The Biden administration escalated America's trade war with China on Wednesday, as President Joe Biden declared a new national emergency and immediately used it as the justification for creating a new screening system that will limit Americans' ability to invest overseas.
The new rules, which have been in development since last year, will prohibit private equity and venture capital firms from investing in China-based businesses working in a variety of high-tech fields, The New York Times reports. The ban will apply to businesses working to develop artificial intelligence and those that build or develop semiconductors, the tiny chips that power modern computers. American investments that flow to other Chinese businesses will also be subject to new government scrutiny.
All of that springs from a vaguely worded executive order issued Wednesday afternoon. In that order, Biden declared the "rapid advancement in semiconductors and microelectronics, quantum information technologies, and artificial intelligence capabilities" by "countries of concern"—China is not mentioned by name—to be a national emergency. In response to the newly declared national emergency, Biden directed the Commerce Department and Treasury to design new rules governing outbound investments.
Congress, of course, will not be involved in the process.
"This narrowly targeted action will complement our existing export control and inbound investment screening tools, and protect our national security while maintaining our longstanding commitment to open investment," the Treasury Department said in a statement.
Narrow or not, this is the first time that the U.S. government has targeted outgoing investments in such a manner. As I reported in a feature published in this month's issue of Reason, the effort appears to be modeled on a similar screening system for inbound investments that was created in the 1970s and recently given greater powers. Biden administration officials, including National Security Advisor Jake Sullivan and Treasury Secretary Janet Yellen, have in recent months talked about the desire to limit how private sector investments flow between the U.S. and China—often blurring the lines between economic and military concerns.
The idea to create an outbound investment screening mechanism, Yellen said in a speech in April, was "driven by straightforward national security considerations. We will not compromise on these concerns, even when they force tradeoffs with our economic interests."

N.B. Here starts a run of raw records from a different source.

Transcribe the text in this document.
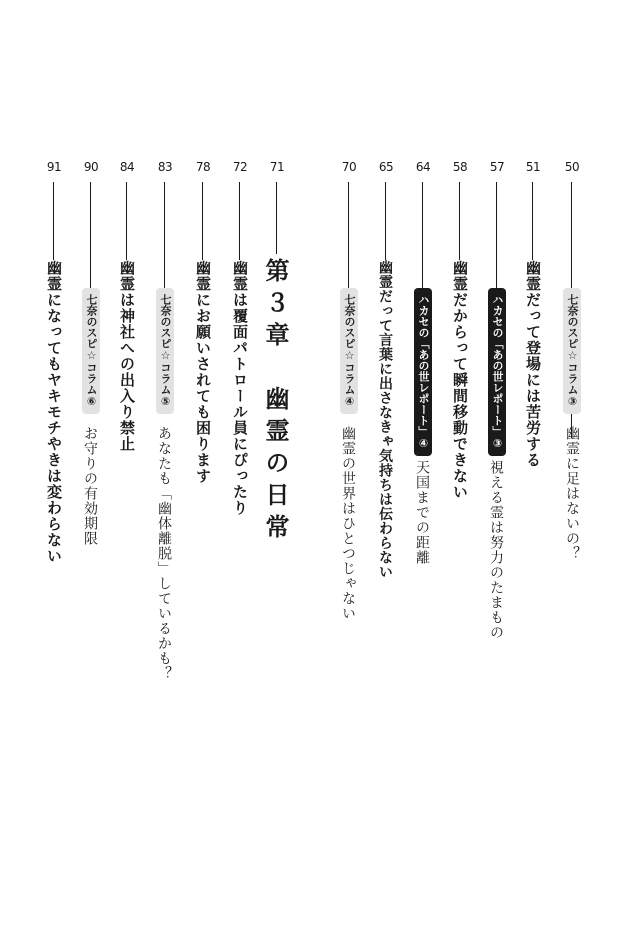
50
七奈のスピ☆コラム③
幽霊に足はないの？
51
幽霊だって登場には苦労する
57
ハカセの「あの世レポート」③
視える霊は努力のたまもの
58
幽霊だからって瞬間移動できない
64
ハカセの「あの世レポート」④
天国までの距離
65
幽霊だって言葉に出さなきゃ気持ちは伝わらない
70
七奈のスピ☆コラム④
幽霊の世界はひとつじゃない
71
第３章　幽霊の日常
72
幽霊は覆面パトロール員にぴったり
78
幽霊にお願いされても困ります
83
七奈のスピ☆コラム⑤
あなたも「幽体離脱」しているかも？
84
幽霊は神社への出入り禁止
90
七奈のスピ☆コラム⑥
お守りの有効期限
91
幽霊になってもヤキモチやきは変わらない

Biden's executive order echoed that framing—acknowledging the importance of global trade, but then declaring that vague national security concerns must be valued as more important. "Open global capital flows create valuable economic opportunities and promote competitiveness, innovation, and productivity, and the United States supports cross-border investment, where not inconsistent with the protection of United States national security interests," the president wrote. "However, certain United States investments may accelerate and increase the success of the development of sensitive technologies and products in countries that develop them to counter United States and allied capabilities."
Wednesday's announcement by the White House is a significant expansion of what the U.S. government considers to be under the purview of national security. It is in some ways similar to how former President Donald Trump flexed his executive power to declare steel and aluminum imports to be national security concerns. In both cases, the government's definition of what's in America's national security interest has been stretched wider so officials can have greater control over the private transactions of businesses and individuals.
"For a long time, the U.S. national security community has been reticent to recognize the international financial system as a potential warfighting domain," Claire Chu, a senior China analyst at Janes (a defense intelligence company) told The New York Times on Wednesday. "And the business community has pushed back against what it considers to be the politicization of private markets. And so this is not only an interagency effort, but an exercise in intersectoral coordination."
The U.S. Chamber of Commerce and other entities have raised similar worries, as I reported in the piece for this month's issue of Reason. There are only two other countries—South Korea and Taiwan—that have outbound investment screening systems, making Wednesday's announcement yet another blow to the global norm of free-flowing capital.
Though the specifics of the outbound investment screening system remain to be seen, there's no doubt that Wednesday's announcement is a significant escalation of the ongoing political conflict between the world's two largest economies. It is likely to end up being a massive power grab aimed at severing the peaceful exchange of money and goods across national borders.